The general principle of law is that judgments whether previous or subsequent are not relevant in any case or proceeding. Every case has to be decided upon its own facts as they exist between the parties to it and not by reference to the judgments in other cases. A judgment in the criminal trial is not relevant to the civil case except for the purpose of showing the fact of trial and conviction for it.
Thus, in a suit for damages for damaging the plaintiff’s trees, the fact that the defendant was acquitted on the same charge in a criminal prosecution was not admitted in evidence. For the same reason, a civil judgment is not relevant to a criminal trial though arising out of the same facts. For example, a judgment in a civil suit for defamation is not relevant to a criminal prosecution based upon the same defamatory statement.
If an action is started against a manufacturer for supplying defective goods and the court holds the manufacturer to be not liable. Subsequently, another person starts an action against the same manufacturer, for supplying the same kind of defective goods. The previous judgment is not relevant to the subsequent case.
Judgments are categorized/ classified into two kinds, namely–
Judgments affecting the legal status of some subject matters, persons or things are called “Judgments in rem‟. E.g. Divorce Court Judgment, grant of probate or administration etc. Such judgments are conclusive evidence against all the persons, whether parties to it or not.
Judgments in personam are all the ordinary judgments not affecting the status of any subject matter, any person or anything. In such judgments, the rights of the parties to the suit or proceedings are determined.
Judgments are, however, relevant facts of great importance. Thus, to the general principle that judgments are not relevant, the Act recognizes a few exceptions (Section 40-43).
Section 40 of the Indian Evidence Act, 1872 speaks about, “Pervious judgments relevant to bar a second suit or trial”.
Section 40 permits evidence of the previous judgment, order or decree, which by law prevents any court from taking cognizance of a suit or holding a trial, when the question arises whether such court ought to take cognizance of such suit or hold such trial. The object of Section 40 is to avoid multiplicity of suits and to save the precious time of the court. This provision is incorporated under Section 11 of the Code of Civil Procedure, 1908, which deals with the doctrine of Res judicata.
Section 41 of the Indian Evidence Act, 1872 speaks about, “Relevancy of certain judgments in probate, etc., jurisdiction”. Section 41 deals with judgments in rem, which bind not only the parties and their representatives but the whole world.
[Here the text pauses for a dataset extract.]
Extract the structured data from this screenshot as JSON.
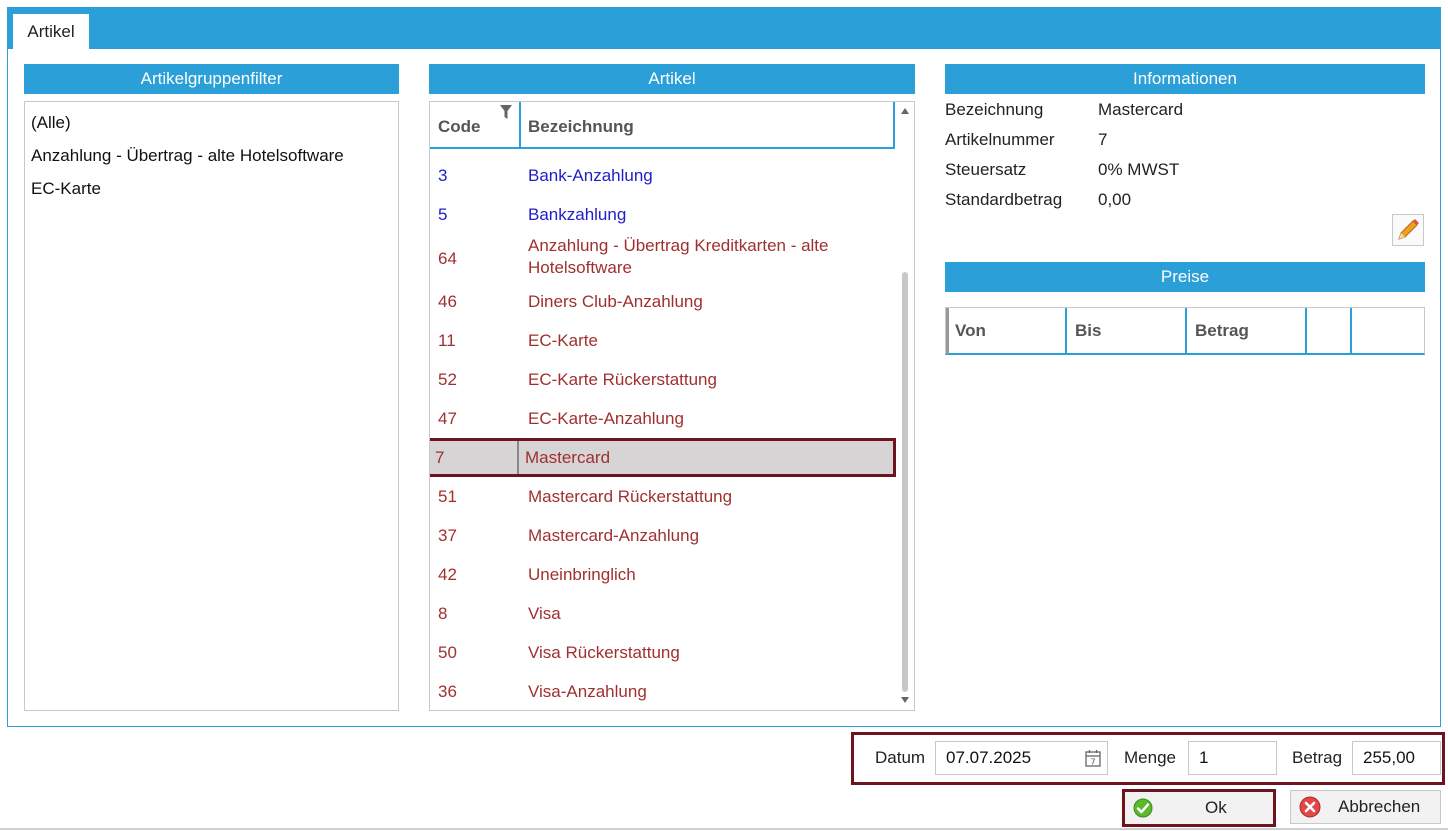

A judgment in rem under Section 41 shall be conclusive in civil as well as criminal proceedings.
Under this section a final judgment, order or decree of a competent court in the exercise of probate, matrimonial, admiralty or insolvency jurisdiction which confers upon or takes away from any person any legal character or which declares any person to be entitled to any such character or to be entitled to any specific thing absolutely (not as against some specific person) is relevant when existence of any such legal character or title to any such things is relevant. A judgment in rem under this section shall be conclusive in civil as well as criminal proceedings.
Conditions: For application of Section 41, the following conditions are to be satisfied:
For example: - A prosecutes B for stealing a cow from him. B is convicted. A afterwards, sues C for the cow, which B had sold to him before his conviction. As between A and C, the judgment against B is irrelevant.
Section 44 of the Indian Evidence Act, 1872 speaks about, “Fraud or collusion in obtaining judgment, or incompetence of Court, may be proved”. The general rule is, a judgment of a competent court shall be binding on the parties operating as Res judicata in subsequent proceedings between the same parties. Section 44 contains exceptions to this general rule. According to Section 44, a judgment is liable to be annulled/ impeached on the ground of a) want of jurisdiction; b) fraud; and c) collusion.
The existence of a judgment over a matter which is again in question is a satisfactory piece of evidence, through, of course, nothing is said about its evidentiary value in the Evidence Act. The Act only provides that the value of a judgment may be demolished by showing that it was delivered by a court of incompetent jurisdiction, or it was obtained by fraud or collusion.
Such a judgment does not have the effect of Res judicata. A judgment obtained by ‘collusion’ means that there was no cause of action between the parties and by collusion of the parties a cause of action was feigned thus enabling the court to pass its judgment.